De telle manière que, à mesure que ces nouveaux opus sortaient en salles, la franchise est devenue, bon gré mal gré, LA référence du torture porn, malgré les régulières levées de boucliers des fans pour protester contre cette appellation. Un peu partout sur le net fleurissent des articles de blogs plaidant la cause de Saw ; la saga serait avant tout une philosophie (valeur de la vie, solidarité, etc.), ou un fascinant nœud d’intrigues policières. Mais en aucun cas on ne saurait la réduire à un théâtre de surenchère sanguinolente.

Torture Porn : grand boom ?

Depuis son apparition dans le langage commun, le “label” a été réutilisé à maintes reprises pour désigner des films à la violence non suggérée. Ce fut notamment le cas concernant l’Antichrist de Lars von Trier, où, entre autres joyeusetés, Charlotte Gainsbourg fore le tibia d’un Willem Defoe horrifié, après l’avoir émasculé.

Parmi les dizaines d’autres exemples de torture porns récents, ceux ayant eu le plus de publicité (bonne, ou mauvaise) appartiennent à la saga The Human Centipedes.
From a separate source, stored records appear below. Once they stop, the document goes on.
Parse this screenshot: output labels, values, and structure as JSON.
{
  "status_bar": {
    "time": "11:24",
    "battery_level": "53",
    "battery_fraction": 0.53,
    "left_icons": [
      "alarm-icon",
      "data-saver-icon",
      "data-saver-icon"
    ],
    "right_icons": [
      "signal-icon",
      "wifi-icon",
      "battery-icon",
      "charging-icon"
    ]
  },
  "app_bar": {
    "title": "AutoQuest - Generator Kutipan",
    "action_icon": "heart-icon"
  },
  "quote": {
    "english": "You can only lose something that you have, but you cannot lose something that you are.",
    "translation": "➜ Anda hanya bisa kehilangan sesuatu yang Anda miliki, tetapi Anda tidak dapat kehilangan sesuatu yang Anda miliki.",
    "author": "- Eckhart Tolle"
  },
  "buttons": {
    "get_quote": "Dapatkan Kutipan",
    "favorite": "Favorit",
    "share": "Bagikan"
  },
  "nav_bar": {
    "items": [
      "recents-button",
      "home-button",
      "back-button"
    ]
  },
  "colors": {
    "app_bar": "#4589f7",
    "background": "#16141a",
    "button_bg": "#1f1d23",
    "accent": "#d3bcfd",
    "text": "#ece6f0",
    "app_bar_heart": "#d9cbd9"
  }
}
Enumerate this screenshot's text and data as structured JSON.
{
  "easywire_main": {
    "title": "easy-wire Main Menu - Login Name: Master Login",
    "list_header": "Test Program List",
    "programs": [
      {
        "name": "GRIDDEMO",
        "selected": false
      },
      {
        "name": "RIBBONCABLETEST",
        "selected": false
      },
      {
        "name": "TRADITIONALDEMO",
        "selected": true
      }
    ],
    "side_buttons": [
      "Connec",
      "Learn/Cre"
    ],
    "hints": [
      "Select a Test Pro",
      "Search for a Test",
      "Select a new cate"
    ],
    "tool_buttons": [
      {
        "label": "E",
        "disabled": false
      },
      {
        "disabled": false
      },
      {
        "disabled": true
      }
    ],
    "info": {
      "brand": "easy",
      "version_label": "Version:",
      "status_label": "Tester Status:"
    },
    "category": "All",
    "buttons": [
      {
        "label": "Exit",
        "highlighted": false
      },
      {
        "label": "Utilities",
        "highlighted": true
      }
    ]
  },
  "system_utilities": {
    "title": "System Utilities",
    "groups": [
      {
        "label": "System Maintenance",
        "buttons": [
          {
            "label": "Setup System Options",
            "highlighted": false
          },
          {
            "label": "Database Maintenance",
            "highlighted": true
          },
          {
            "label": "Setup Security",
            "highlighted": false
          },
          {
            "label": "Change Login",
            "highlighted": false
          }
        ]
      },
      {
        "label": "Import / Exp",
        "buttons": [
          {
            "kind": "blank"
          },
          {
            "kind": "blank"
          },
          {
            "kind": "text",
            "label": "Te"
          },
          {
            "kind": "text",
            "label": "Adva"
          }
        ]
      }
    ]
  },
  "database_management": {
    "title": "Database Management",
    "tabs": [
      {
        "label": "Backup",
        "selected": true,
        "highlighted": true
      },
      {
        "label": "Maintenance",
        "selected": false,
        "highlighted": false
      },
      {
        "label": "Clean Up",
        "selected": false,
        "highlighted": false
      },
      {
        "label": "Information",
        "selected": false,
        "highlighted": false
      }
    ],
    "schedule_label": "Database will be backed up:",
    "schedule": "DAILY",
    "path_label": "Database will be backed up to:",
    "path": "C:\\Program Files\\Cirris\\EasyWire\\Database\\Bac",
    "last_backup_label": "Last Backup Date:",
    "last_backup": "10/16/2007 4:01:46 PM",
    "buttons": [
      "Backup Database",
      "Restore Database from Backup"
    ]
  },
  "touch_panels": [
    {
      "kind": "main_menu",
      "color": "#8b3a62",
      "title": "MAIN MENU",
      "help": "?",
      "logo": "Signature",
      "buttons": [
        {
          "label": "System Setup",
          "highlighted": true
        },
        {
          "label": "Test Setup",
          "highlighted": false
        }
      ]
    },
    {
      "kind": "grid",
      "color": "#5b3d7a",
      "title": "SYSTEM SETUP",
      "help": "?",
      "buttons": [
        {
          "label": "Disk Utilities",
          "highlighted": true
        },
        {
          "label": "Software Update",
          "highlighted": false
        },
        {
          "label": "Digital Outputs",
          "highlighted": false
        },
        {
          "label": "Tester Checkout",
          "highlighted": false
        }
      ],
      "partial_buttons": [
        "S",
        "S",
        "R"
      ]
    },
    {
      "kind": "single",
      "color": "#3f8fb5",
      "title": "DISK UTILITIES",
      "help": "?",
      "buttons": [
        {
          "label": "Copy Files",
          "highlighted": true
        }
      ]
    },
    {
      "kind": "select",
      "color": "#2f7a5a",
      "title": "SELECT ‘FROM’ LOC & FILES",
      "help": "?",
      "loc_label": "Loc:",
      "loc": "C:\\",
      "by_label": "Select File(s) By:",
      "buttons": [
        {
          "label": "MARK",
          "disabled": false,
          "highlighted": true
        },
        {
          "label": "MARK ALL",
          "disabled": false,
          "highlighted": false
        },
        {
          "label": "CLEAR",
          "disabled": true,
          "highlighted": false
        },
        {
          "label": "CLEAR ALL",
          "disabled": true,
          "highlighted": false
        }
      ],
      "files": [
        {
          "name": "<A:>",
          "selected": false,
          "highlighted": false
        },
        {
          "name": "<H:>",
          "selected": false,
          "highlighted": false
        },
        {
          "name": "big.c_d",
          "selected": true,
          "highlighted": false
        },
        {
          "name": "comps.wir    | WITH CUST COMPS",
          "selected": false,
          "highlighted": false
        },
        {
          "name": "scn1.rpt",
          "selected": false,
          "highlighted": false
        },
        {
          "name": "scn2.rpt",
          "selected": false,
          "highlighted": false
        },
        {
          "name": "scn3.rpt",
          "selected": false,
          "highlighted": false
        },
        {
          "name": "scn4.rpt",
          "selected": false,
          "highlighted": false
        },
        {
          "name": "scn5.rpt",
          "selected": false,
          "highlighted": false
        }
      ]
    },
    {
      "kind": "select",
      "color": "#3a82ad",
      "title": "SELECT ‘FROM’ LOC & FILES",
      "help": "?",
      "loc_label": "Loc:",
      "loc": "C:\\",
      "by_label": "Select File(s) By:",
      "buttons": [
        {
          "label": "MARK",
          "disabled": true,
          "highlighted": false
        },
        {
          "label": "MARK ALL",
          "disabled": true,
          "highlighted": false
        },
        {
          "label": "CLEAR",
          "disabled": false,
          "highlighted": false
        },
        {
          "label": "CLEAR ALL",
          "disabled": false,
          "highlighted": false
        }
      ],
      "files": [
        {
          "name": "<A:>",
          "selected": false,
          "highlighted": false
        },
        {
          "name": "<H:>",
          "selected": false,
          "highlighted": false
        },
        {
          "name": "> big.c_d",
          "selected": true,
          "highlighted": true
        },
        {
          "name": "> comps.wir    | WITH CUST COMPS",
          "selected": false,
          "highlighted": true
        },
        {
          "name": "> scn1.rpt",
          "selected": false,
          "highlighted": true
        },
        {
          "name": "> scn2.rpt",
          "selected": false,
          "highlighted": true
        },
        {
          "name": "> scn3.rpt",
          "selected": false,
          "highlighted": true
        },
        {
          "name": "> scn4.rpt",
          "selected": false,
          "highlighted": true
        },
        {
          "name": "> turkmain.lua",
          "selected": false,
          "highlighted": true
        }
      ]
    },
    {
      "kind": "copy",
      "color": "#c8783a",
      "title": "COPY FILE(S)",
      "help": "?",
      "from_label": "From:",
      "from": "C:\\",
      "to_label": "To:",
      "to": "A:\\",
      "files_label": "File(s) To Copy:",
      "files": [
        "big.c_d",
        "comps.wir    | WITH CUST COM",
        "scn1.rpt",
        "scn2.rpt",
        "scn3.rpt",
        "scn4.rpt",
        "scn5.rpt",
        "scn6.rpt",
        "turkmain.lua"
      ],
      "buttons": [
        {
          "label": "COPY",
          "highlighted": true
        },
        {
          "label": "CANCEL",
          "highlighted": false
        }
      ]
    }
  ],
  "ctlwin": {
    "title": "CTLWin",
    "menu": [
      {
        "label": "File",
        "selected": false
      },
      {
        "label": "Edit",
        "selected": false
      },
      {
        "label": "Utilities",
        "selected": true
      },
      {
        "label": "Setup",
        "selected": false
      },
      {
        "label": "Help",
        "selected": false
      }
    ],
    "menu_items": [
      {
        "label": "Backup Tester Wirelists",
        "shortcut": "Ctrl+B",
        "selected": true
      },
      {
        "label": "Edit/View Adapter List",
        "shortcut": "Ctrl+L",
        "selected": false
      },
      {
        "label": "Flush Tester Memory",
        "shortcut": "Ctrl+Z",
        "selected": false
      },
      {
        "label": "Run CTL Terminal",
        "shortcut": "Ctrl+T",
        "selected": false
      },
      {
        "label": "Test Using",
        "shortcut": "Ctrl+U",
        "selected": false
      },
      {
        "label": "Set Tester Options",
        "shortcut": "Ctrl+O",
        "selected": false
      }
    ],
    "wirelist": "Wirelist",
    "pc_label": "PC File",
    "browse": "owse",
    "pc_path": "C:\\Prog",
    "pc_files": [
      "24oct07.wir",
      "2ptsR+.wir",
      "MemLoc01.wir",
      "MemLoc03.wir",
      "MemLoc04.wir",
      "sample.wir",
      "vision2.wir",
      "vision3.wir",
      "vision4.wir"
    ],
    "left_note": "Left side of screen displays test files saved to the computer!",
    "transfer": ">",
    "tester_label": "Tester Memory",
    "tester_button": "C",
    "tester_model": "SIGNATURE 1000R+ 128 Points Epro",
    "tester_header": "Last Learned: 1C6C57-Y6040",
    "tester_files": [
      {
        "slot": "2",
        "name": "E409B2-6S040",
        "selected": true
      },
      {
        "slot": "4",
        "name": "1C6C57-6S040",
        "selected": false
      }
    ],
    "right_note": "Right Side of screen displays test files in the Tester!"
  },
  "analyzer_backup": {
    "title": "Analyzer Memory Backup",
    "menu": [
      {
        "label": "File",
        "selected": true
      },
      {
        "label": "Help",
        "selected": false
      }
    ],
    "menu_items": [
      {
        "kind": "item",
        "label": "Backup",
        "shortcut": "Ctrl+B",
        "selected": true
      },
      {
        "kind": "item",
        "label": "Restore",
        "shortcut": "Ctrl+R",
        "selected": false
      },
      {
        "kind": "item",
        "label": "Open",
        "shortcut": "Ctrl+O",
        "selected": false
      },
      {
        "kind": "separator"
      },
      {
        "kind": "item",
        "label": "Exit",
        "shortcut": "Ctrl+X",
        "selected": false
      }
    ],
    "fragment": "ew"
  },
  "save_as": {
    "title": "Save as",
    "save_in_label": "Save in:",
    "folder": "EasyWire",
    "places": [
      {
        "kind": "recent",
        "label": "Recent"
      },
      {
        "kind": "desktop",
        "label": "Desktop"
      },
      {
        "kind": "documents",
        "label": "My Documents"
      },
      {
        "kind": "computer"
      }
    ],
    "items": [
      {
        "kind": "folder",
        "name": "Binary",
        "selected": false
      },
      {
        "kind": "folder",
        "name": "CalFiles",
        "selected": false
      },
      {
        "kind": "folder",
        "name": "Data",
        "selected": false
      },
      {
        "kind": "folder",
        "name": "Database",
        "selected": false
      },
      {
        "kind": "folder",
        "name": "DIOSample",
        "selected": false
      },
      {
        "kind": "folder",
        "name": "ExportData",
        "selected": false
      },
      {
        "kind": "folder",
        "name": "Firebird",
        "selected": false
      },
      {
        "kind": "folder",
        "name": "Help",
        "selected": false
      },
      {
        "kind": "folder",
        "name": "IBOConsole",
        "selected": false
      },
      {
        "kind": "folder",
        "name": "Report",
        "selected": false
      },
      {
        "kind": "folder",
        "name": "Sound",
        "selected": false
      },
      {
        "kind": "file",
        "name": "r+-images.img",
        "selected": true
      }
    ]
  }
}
Tous dirigés par Tom Six, les trois volets de cette franchise néerlandaise ajoutent à la grammaire habituelle du torture porn des touches scatos-gores qui feraient presque passer les épreuves de Jigsaw pour du Disney. Les sceptiques pourront s’en persuader en allant sur Prime Video, où plusieurs titres des deux franchises sont réunis. Âmes sensibles s’abstenir quand même.

La course au gore commencée dans les 60’s, et revenue en grâce après un passage à vide à l’orée des années 2000, s’arrêtera-t-elle bientôt ? On ne mettrait pas un billet dessus. Le dernier-né de la saga Saw, Spirale, a déjà récolté plus de 22,5 millions de dollars au box-office. Un carton qui prouve que les ressorts du torture porn séduisent toujours. Et ça, Lionsgate, l’a bien compris. Alors qu’une série Saw est déjà dans les tuyaux, la société de production de la franchise a annoncé qu’un dixième volet était déjà en préparation. “Do you want to play a game ?” Pour sûr, Jigi.